We sat down with Witteman ahead of Climate Week NYC to hear her perspective on ULI’s evolving role at the intersection of real estate, decarbonization, and land use.
Urban Land: With Climate Week NYC approaching, what’s top of mind for you?
Aimee Witteman: I’m eager to see how real estate leaders are moving from pledges to proof—showing what decarbonization looks like on the ground. That’s exactly where ULI is leaning in with our new ULI Impact Lab, which brings together our Randall Lewis Center for Sustainability, Terwilliger Center for Housing, Center for Real Estate Economics and Capital Markets, and Advisory Service Panels to strategically leverage analysis, capital, and technical assistance to test and scale solutions. For example, ULI’s Greenprint program is already helping owners and investors track and cut carbon across portfolios, and our Net Zero Imperative program is testing pathways for developers to meet ambitious clean energy standards.
UL: Which decarbonization strategies do you see thriving right now?
Witteman: The market is rewarding projects that cut carbon and reduce risk. Electrification, high-performance buildings, and resilient land use aren’t just climate strategies—they’re value strategies. In Asia, for instance, ULI members are exploring green steel supply chains, which could transform both construction and emissions profiles. Across markets, we’re seeing that early movers gain stronger returns, better tenant demand, and lower exposure. Just as importantly, we’re seeing opportunities to pair these strategies with housing affordability, so communities benefit from lower costs, cleaner, better building technologies; and greater resilience.
UL: What challenges does ULI face in the years ahead?
Witteman: Our biggest challenges, and opportunities, are focus, adaptability, and speed. The built environment accounts for nearly 40 percent of global emissions, and we’re also facing a housing affordability crisis. Sustainability and affordability are two of the defining challenges for real estate, and ULI is one of the few organizations that can bridge them. That’s why ULI’s Advisory Services Panels are so important. They allow us to test solutions on the ground, balancing both sustainability and affordability, with the people closest to the work. We do these panels in partnership with our 52 local District Councils spread across most states in the U.S., and in Canada and Mexico.
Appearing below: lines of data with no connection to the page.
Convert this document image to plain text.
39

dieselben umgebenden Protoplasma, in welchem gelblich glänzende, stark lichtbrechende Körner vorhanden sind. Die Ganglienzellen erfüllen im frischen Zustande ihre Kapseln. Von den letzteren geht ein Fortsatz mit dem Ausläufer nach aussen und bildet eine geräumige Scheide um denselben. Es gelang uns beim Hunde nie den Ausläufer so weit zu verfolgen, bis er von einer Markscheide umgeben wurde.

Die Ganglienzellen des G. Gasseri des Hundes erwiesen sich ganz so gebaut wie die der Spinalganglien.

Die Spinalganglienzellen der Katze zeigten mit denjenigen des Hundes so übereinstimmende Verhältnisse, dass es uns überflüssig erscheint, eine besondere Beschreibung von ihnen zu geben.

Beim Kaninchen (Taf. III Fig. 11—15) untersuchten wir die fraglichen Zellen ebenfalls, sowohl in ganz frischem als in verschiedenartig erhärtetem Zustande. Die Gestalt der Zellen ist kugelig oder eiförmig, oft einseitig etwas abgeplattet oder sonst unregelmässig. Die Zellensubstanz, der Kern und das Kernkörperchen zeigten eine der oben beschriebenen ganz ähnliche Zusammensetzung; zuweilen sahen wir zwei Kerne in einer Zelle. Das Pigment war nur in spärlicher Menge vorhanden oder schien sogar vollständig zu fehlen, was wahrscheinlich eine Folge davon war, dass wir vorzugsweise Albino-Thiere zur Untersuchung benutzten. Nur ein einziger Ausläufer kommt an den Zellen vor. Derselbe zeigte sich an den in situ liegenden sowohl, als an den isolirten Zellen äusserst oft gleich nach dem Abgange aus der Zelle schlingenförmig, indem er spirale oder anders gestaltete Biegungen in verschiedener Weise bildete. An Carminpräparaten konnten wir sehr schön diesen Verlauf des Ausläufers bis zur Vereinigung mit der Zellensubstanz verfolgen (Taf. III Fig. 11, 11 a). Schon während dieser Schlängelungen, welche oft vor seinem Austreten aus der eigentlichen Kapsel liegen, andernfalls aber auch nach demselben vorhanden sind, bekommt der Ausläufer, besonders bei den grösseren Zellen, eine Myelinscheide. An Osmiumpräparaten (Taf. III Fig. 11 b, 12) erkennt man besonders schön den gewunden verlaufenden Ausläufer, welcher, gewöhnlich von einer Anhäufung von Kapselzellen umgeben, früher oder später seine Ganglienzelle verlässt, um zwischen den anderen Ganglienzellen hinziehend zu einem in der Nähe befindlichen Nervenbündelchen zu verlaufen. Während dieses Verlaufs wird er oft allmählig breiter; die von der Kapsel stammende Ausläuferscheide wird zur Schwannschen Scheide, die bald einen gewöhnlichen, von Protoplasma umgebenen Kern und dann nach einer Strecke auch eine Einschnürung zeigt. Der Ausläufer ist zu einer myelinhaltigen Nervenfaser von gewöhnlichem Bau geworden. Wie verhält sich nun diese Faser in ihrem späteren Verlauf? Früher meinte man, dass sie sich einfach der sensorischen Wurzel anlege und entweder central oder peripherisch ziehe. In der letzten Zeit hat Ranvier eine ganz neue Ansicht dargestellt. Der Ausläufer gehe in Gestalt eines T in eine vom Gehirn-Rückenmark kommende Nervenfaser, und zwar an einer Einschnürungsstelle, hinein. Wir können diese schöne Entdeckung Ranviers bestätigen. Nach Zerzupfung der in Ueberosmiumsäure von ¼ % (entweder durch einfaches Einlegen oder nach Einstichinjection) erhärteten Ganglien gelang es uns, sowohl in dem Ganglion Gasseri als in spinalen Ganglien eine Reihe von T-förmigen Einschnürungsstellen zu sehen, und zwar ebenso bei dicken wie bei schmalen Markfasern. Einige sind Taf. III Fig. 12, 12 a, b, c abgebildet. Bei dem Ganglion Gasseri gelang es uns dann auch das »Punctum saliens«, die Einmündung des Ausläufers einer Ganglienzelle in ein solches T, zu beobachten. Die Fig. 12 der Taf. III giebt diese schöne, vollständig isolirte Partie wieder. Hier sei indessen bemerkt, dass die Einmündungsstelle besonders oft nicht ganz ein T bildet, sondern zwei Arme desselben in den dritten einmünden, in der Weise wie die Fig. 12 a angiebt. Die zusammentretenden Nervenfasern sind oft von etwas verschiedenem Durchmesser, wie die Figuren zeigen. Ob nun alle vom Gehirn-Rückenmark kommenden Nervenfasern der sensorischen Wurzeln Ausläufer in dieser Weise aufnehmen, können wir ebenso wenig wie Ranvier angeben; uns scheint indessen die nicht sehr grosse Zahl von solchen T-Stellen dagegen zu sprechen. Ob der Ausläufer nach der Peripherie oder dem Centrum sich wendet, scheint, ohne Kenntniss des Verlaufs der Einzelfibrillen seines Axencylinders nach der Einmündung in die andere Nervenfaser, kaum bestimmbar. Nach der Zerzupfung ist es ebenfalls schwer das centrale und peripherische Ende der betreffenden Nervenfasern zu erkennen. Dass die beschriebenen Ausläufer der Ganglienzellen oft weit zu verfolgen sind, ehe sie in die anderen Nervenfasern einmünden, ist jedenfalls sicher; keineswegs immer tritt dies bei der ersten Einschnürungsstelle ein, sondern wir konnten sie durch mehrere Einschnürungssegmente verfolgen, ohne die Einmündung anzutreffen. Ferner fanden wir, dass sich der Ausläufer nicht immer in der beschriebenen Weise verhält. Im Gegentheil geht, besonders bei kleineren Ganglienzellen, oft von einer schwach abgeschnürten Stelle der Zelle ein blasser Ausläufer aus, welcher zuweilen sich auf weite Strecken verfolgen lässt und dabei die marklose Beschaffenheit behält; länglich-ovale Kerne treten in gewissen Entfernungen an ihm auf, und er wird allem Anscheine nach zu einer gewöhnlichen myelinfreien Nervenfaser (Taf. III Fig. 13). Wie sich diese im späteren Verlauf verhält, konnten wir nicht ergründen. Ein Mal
We are also doing our work in a rapidly changing and often fraught political and economic environment where new technologies like AI are disrupting business and the energy sector in significant ways. ULI Impact Lab is designed to be nimble and forward-looking—addressing today’s challenges and opportunities while anticipating what lies ahead, so ULI members stay informed and at the forefront of the field.
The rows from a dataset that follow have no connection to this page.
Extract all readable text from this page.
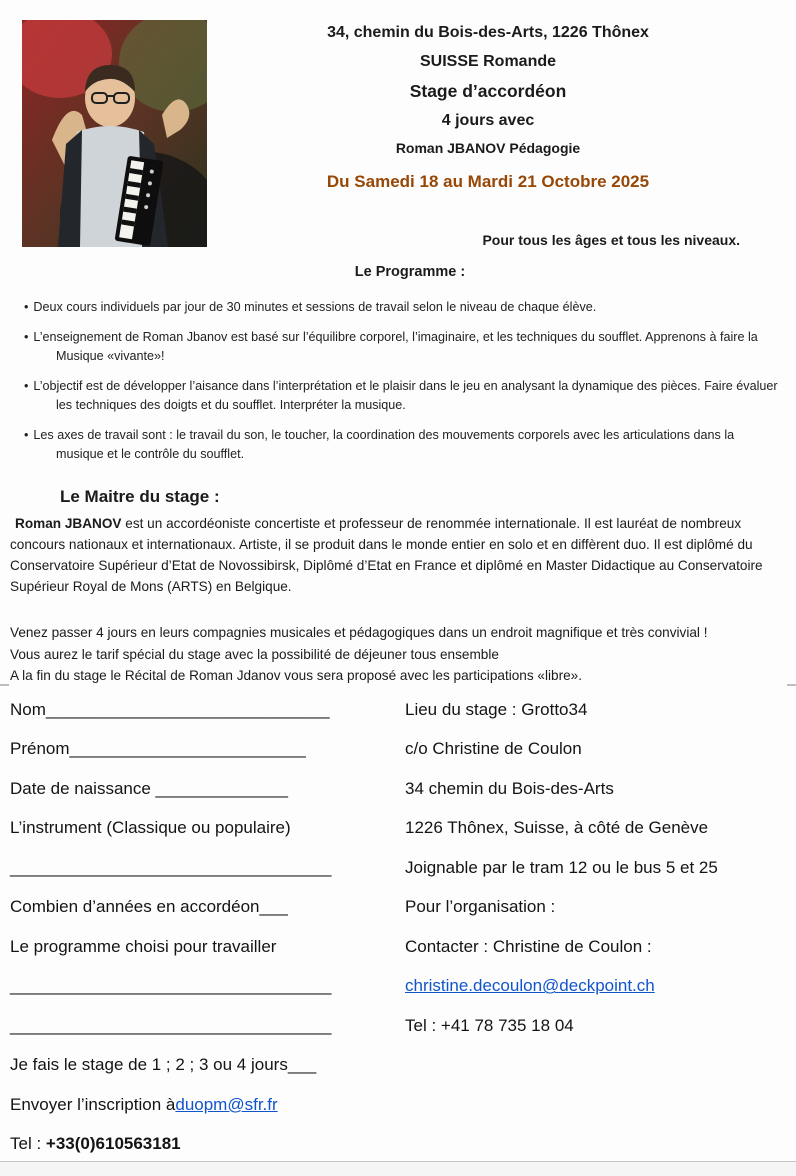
34, chemin du Bois-des-Arts, 1226 Thônex
SUISSE Romande
Stage d’accordéon
4 jours avec
Roman JBANOV Pédagogie
Du Samedi 18 au Mardi 21 Octobre 2025
Pour tous les âges et tous les niveaux.
Le Programme :
• Deux cours individuels par jour de 30 minutes et sessions de travail selon le niveau de chaque élève.
• L’enseignement de Roman Jbanov est basé sur l’équilibre corporel, l’imaginaire, et les techniques du soufflet. Apprenons à faire la Musique «vivante»!
• L’objectif est de développer l’aisance dans l’interprétation et le plaisir dans le jeu en analysant la dynamique des pièces. Faire évaluer les techniques des doigts et du soufflet. Interpréter la musique.
• Les axes de travail sont : le travail du son, le toucher, la coordination des mouvements corporels avec les articulations dans la musique et le contrôle du soufflet.
Le Maitre du stage :
Roman JBANOV est un accordéoniste concertiste et professeur de renommée internationale. Il est lauréat de nombreux concours nationaux et internationaux. Artiste, il se produit dans le monde entier en solo et en diffèrent duo. Il est diplômé du Conservatoire Supérieur d’Etat de Novossibirsk, Diplômé d’Etat en France et diplômé en Master Didactique au Conservatoire Supérieur Royal de Mons (ARTS) en Belgique.
Venez passer 4 jours en leurs compagnies musicales et pédagogiques dans un endroit magnifique et très convivial !
Vous aurez le tarif spécial du stage avec la possibilité de déjeuner tous ensemble
A la fin du stage le Récital de Roman Jdanov vous sera proposé avec les participations «libre».
Nom______________________________
Prénom_________________________
Date de naissance ______________
L’instrument (Classique ou populaire)
__________________________________
Combien d’années en accordéon___
Le programme choisi pour travailler
__________________________________
__________________________________
Je fais le stage de 1 ; 2 ; 3 ou 4 jours___
Envoyer l’inscription à duopm@sfr.fr
Tel :
+33(0)610563181
Lieu du stage : Grotto34
c/o Christine de Coulon
34 chemin du Bois-des-Arts
1226 Thônex, Suisse, à côté de Genève
Joignable par le tram 12 ou le bus 5 et 25
Pour l’organisation :
Contacter : Christine de Coulon :
christine.decoulon@deckpoint.ch
Tel : +41 78 735 18 04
UL: What makes you hopeful about ULI’s role?
Witteman: ULI occupies a unique place in the field: We bring together capital, practitioners, and the public sector in ways no one else can. As ULI member Linda Mandolini puts it, “ULI is where for-profit and nonprofit sectors intersect, where policy and production meet.” Initiatives like Greenprint, the Net Zero Imperative, and our market transformation work in Asia are proving that building zero-carbon, resilient, and affordable communities makes business sense. And because of our global reach, those lessons travel quickly and at scale. With trillions in assets under management, ULI’s members are not only market leaders, they are also deeply invested in the well-being of their communities. That potential for catalytic change is what drew me here.
UL: How will you measure impact?
Witteman: Impact isn’t about producing reports or describing the challenges—it’s about driving real market transformation. We will track how ULI members adopt new standards and technologies, how capital flows evolve, and how communities benefit from healthier, lower-carbon development. We will also measure sector-wide progress in areas where ULI members lead, such as reducing energy use intensity, advancing electrification and embodied carbon solutions, and delivering projects that unite emissions reduction with housing affordability—demonstrating ULI’s unique ability to bridge these mission priorities.
UL: From your past roles, what lessons do you bring to ULI?
Witteman: Whether at DOE, McKnight, or Rewiring America, I’ve seen how innovation takes off when you combine policy, philanthropy, and private capital. At ULI, we can bring those levers together, around the built environment, with the ULI Impact Lab as the catalyst.
UL: Where can real estate professionals go for support in building lower-carbon developments?
Witteman: Look at what’s already happening: portfolios cutting costs through Greenprint, cities designing for resilience with Advisory Service Panels, and Asian markets piloting low-carbon materials like green steel. The momentum is real. My advice? Spend more time with the innovators, the doers.